More needs to be done by the West to address an ever-increasing imbalance of military power towards nations benefiting from new low barriers of entry to advanced missile and unmanned technology, new analysis has revealed.
As cruise and ballistic missile and unmanned air vehicle technology proliferates to become more accessible to emerging nations, the West needs to “stay ahead of the curve” to maintain a technological – and strategic – edge over capabilities emerging in China and Russia.
“Advanced weapon systems are no longer the reserve of Western states,” John Chipman, director-general and chief-executive of the International Institute for Strategic Studies, said at the launch of the organisation’s Military Balance 2016 publication in London on 9 February.
Significant developments include a recapitalised Russian cruise missile inventory and the development of weapons such as the Chinese DF-26 intermediate-range ballistic missile, which could reach the USA’s overseas territory in Guam.
“Unmanned systems, particularly UAVs, are now relatively common around the world,” Chipman says. “Noteworthy developments in the past year include the appearance of armed UAVs of Chinese origins in Iraq and Nigeria.

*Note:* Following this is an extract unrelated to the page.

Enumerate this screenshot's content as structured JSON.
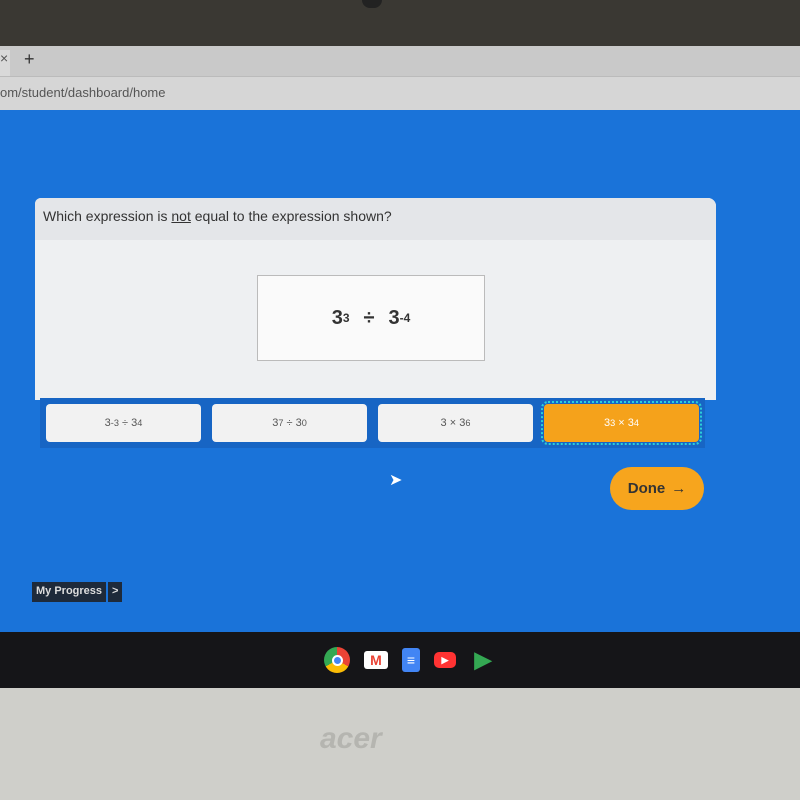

Small UAVs, often of commercial origin, are increasingly finding their way into inventories.
“The technological playing field is levelling, and advanced military technology is proliferating. The cost of defence technology is falling, as are the barriers to entry.”
Iraqi defence ministry
He says the West needs to “stay ahead of the curve and invest in new, high technology areas” such as cyberspace, autonomy, robotics, and directed energy weapons. “Novel equipment developments”, such as the UK’s Airbus Defence & Space Zephyr high-altitude pseudo-satellite, are another area in which the West can have an edge, adds Chipman.

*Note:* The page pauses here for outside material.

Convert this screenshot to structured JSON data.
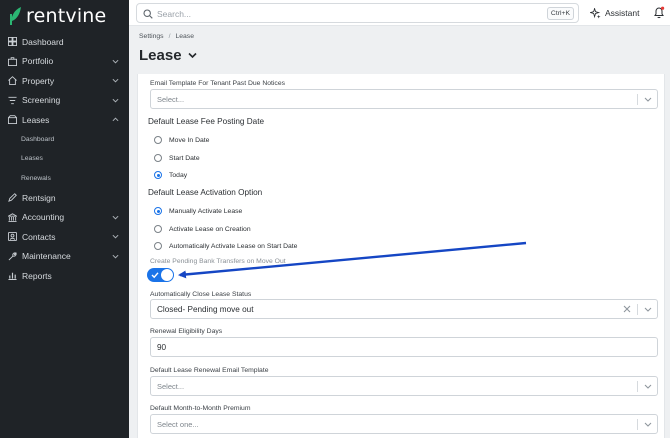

“Another approach will be to combine existing technologies in new ways,” he says. “One example is a US programme to develop swarming UAVs, combining low-cost UAVs with autonomous technology.”
Chipman notes governments will inevitably turn to the private sector for advanced technology as the lines between commercial and military technology become blurred.
“Western military technological superiority… is eroding,” Chipman notes. “Slowing this emerging trend or reversing it will be a key preoccupation of Western strategists in the coming decade.”